Michael cried, but it was no use. Rachel left shortly after and the house grew silent and Michael felt cold. All he could think about was his father and the man he’d seen. The man he’d heard. He searched for John and found him sitting in the kitchens smoking a cigarette.
“John?”
“What do you want, Master Michael?”
Michael didn’t know what to say
“Out wid it, young man.”
Michael shivered and rubbed his shoulders.
“Come on, boy.”
“There was a man.”
“There was no man.” John blew a long dart of smoke. “When?”
“Last night. A tall man in a linen suit.”
“Ah.” he said. “A white man?”
Michael nodded.
“Then it’s nothing.” John stubbed out his cigarette and climbed to his feet. “Just go back to sleep if he come again.”
John fetched a sack of mangos and gave them to Michael to peel. He handed Michael a small knife and watched him skin one after another. This continued for some time and John lit another cigarette. “Don’t worry,” he said kindly. “Your father will live.”
That afternoon, John drove the gardening team back to Calabar in the spare van, and Michael, not wanting to be alone in the house, filled the plunge tub in the garden so he could cool off and wait in the sunlight, away from the darkened inner rooms. The tub was attached to the house’s back wall and was large enough for four people. It was ideal for hot afternoons, and his father often dove in after work.
Michael pulled on his shorts and exited the house via the kitchens. He clambered into the water and practised bobbing like a hippo, with just his nose above the surface. He watched the popcorn clouds and the sweeping palms. He imagined that the cement rim was a sand dune and the palms an oasis. He ran his toes over the rim and imagined them as Bedouin. He slid his feet back and forth, wiggling them, and then a shadow swept down and blocked out the sun. The figure’s hands hung limply, but long fingernails tapped the cement.

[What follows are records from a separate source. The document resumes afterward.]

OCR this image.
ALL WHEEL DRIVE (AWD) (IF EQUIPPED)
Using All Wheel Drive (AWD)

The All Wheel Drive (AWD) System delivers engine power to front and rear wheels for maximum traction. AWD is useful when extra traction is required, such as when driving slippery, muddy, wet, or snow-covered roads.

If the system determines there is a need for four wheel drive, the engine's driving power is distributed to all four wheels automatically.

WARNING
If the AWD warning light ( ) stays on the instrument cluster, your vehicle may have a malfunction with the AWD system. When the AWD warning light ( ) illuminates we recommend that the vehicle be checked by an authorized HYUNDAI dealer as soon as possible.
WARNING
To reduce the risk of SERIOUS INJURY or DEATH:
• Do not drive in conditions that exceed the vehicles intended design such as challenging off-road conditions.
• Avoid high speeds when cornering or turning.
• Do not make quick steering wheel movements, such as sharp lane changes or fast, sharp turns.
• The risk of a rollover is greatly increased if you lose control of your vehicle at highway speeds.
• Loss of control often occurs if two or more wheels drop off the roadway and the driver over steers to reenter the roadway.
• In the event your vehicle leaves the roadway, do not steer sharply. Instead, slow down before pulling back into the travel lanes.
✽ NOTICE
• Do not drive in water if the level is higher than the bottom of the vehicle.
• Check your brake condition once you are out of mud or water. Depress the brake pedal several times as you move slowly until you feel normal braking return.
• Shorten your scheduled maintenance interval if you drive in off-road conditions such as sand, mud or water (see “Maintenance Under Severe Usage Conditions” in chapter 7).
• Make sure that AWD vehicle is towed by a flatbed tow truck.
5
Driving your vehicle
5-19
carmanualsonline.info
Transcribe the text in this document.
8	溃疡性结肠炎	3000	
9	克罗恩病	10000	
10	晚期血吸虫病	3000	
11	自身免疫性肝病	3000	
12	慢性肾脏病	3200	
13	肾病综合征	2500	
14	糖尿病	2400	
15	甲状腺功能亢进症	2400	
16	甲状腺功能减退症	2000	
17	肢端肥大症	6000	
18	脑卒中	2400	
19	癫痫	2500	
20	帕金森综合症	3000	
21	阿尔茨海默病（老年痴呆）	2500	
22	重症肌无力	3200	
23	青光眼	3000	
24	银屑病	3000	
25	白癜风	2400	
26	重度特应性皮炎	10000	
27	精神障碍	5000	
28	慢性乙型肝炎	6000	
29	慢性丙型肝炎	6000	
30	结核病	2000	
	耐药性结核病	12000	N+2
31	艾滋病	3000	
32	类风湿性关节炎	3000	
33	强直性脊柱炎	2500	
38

“Hello?” Michael whispered.
The figure leaned close and its pale smile stretched and cracked. The water warmed and Michael started crying.
The man circled the tub and tapped its edges like a jailer. He wore a suit jacket, black bowtie, and high collar. His smile was stretching and curling. Michael sank lower into the water and covered his face, peering between his fingers. The man made a noise like a leaking balloon and slipped down into the earth. A waft of stale tobacco caught the air. He disappeared from view, and for several minutes Michael watched the empty air where he’d stood.

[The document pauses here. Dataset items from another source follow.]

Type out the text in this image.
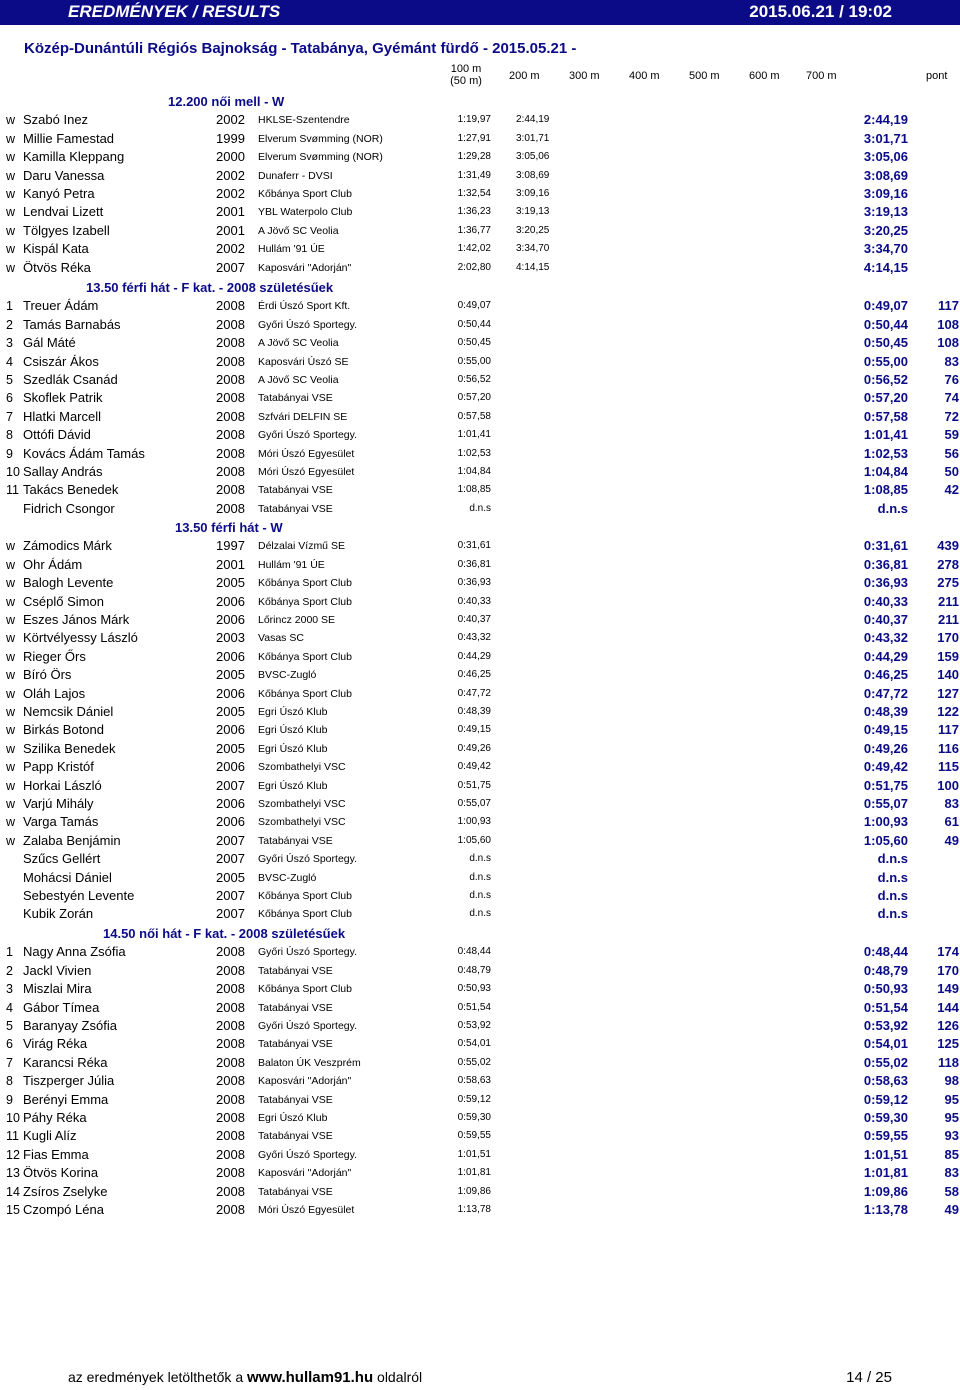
EREDMÉNYEK / RESULTS	2015.06.21 / 19:02
Közép-Dunántúli Régiós Bajnokság - Tatabánya, Gyémánt fürdő - 2015.05.21 -
100 m
(50 m)	200 m	300 m	400 m	500 m	600 m 700 m	pont
12.200 női mell - W
w Szabó Inez	2002 HKLSE-Szentendre	1:19,97	2:44,19	2:44,19
w Millie Famestad	1999 Elverum Svømming (NOR)	1:27,91	3:01,71	3:01,71
w Kamilla Kleppang	2000 Elverum Svømming (NOR)	1:29,28	3:05,06	3:05,06
w Daru Vanessa	2002 Dunaferr - DVSI	1:31,49	3:08,69	3:08,69
w Kanyó Petra	2002 Kőbánya Sport Club	1:32,54	3:09,16	3:09,16
w Lendvai Lizett	2001 YBL Waterpolo Club	1:36,23	3:19,13	3:19,13
w Tölgyes Izabell	2001 A Jövő SC Veolia	1:36,77	3:20,25	3:20,25
w Kispál Kata	2002 Hullám '91 ÚE	1:42,02	3:34,70	3:34,70
w Ötvös Réka	2007 Kaposvári "Adorján"	2:02,80	4:14,15	4:14,15
13.50 férfi hát - F kat. - 2008 születésűek
1 Treuer Ádám	2008 Érdi Úszó Sport Kft.	0:49,07	0:49,07	117
2 Tamás Barnabás	2008 Győri Úszó Sportegy.	0:50,44	0:50,44	108
3 Gál Máté	2008 A Jövő SC Veolia	0:50,45	0:50,45	108
4 Csiszár Ákos	2008 Kaposvári Úszó SE	0:55,00	0:55,00	83
5 Szedlák Csanád	2008 A Jövő SC Veolia	0:56,52	0:56,52	76
6 Skoflek Patrik	2008 Tatabányai VSE	0:57,20	0:57,20	74
7 Hlatki Marcell	2008 Szfvári DELFIN SE	0:57,58	0:57,58	72
8 Ottófi Dávid	2008 Győri Úszó Sportegy.	1:01,41	1:01,41	59
9 Kovács Ádám Tamás	2008 Móri Úszó Egyesület	1:02,53	1:02,53	56
10 Sallay András	2008 Móri Úszó Egyesület	1:04,84	1:04,84	50
11 Takács Benedek	2008 Tatabányai VSE	1:08,85	1:08,85	42
Fidrich Csongor	2008 Tatabányai VSE	d.n.s	d.n.s
13.50 férfi hát - W
w Zámodics Márk	1997 Délzalai Vízmű SE	0:31,61	0:31,61	439
w Ohr Ádám	2001 Hullám '91 ÚE	0:36,81	0:36,81	278
w Balogh Levente	2005 Kőbánya Sport Club	0:36,93	0:36,93	275
w Cséplő Simon	2006 Kőbánya Sport Club	0:40,33	0:40,33	211
w Eszes János Márk	2006 Lőrincz 2000 SE	0:40,37	0:40,37	211
w Körtvélyessy László	2003 Vasas SC	0:43,32	0:43,32	170
w Rieger Őrs	2006 Kőbánya Sport Club	0:44,29	0:44,29	159
w Bíró Örs	2005 BVSC-Zugló	0:46,25	0:46,25	140
w Oláh Lajos	2006 Kőbánya Sport Club	0:47,72	0:47,72	127
w Nemcsik Dániel	2005 Egri Úszó Klub	0:48,39	0:48,39	122
w Birkás Botond	2006 Egri Úszó Klub	0:49,15	0:49,15	117
w Szilika Benedek	2005 Egri Úszó Klub	0:49,26	0:49,26	116
w Papp Kristóf	2006 Szombathelyi VSC	0:49,42	0:49,42	115
w Horkai László	2007 Egri Úszó Klub	0:51,75	0:51,75	100
w Varjú Mihály	2006 Szombathelyi VSC	0:55,07	0:55,07	83
w Varga Tamás	2006 Szombathelyi VSC	1:00,93	1:00,93	61
w Zalaba Benjámin	2007 Tatabányai VSE	1:05,60	1:05,60	49
Szűcs Gellért	2007 Győri Úszó Sportegy.	d.n.s	d.n.s
Mohácsi Dániel	2005 BVSC-Zugló	d.n.s	d.n.s
Sebestyén Levente	2007 Kőbánya Sport Club	d.n.s	d.n.s
Kubik Zorán	2007 Kőbánya Sport Club	d.n.s	d.n.s
14.50 női hát - F kat. - 2008 születésűek
1 Nagy Anna Zsófia	2008 Győri Úszó Sportegy.	0:48,44	0:48,44	174
2 Jackl Vivien	2008 Tatabányai VSE	0:48,79	0:48,79	170
3 Miszlai Mira	2008 Kőbánya Sport Club	0:50,93	0:50,93	149
4 Gábor Tímea	2008 Tatabányai VSE	0:51,54	0:51,54	144
5 Baranyay Zsófia	2008 Győri Úszó Sportegy.	0:53,92	0:53,92	126
6 Virág Réka	2008 Tatabányai VSE	0:54,01	0:54,01	125
7 Karancsi Réka	2008 Balaton ÚK Veszprém	0:55,02	0:55,02	118
8 Tiszperger Júlia	2008 Kaposvári "Adorján"	0:58,63	0:58,63	98
9 Berényi Emma	2008 Tatabányai VSE	0:59,12	0:59,12	95
10 Páhy Réka	2008 Egri Úszó Klub	0:59,30	0:59,30	95
11 Kugli Alíz	2008 Tatabányai VSE	0:59,55	0:59,55	93
12 Fias Emma	2008 Győri Úszó Sportegy.	1:01,51	1:01,51	85
13 Ötvös Korina	2008 Kaposvári "Adorján"	1:01,81	1:01,81	83
14 Zsíros Zselyke	2008 Tatabányai VSE	1:09,86	1:09,86	58
15 Czompó Léna	2008 Móri Úszó Egyesület	1:13,78	1:13,78	49
az eredmények letölthetők a www.hullam91.hu oldalról	14 / 25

He eventually rallied his courage and crept through the water and peered over the edge. There was nothing but dry grass and paving. Too timid to move, Michael sucked his thumb and waited in the water. A black object reached from the soil where the man had vanished. A stick or finger, but glistening as if wet. Michael nudged it with his fingertips. It was hard and smooth.
“Hmm, ” Michael murmured.
He tugged the object with his fingers and it slipped from the earth, only loosely buried: the rotten stem of a tobacco pipe. It smelled sweet and its bit looked rusted. Michael dropped it.
Two days later his father and mother arrived home, and soon the man in the white suit seemed like a distant dream. He tried to forget it but he couldn’t shake the smell of tobacco. It followed him when he played alone and whenever his father went away.
After two whole years and several trips to a psychiatrist in Lagos, Robert announced that they were moving back to England. Both his son’s condition and Nigeria’s condition were deteriorating. The governance of Calabar was being handed over to the Nigerians, and Michael would be sent away early to Prep School in Sussex before joining Gordonstoun in Scotland.
Before leaving the Old Residency, Michael took his father to the patch of earth where he thought he’d seen the tobacco pipe but they found nothing but insect shells. Robert selected one and held it up over the sun like a crystal.
“Africa’s like one of these empty shells, you see Michael?” he said. “It’s so terrifying yet so completely benign.” He tossed the shell away and brushed off his hands. He rubbed them clean on his jacket.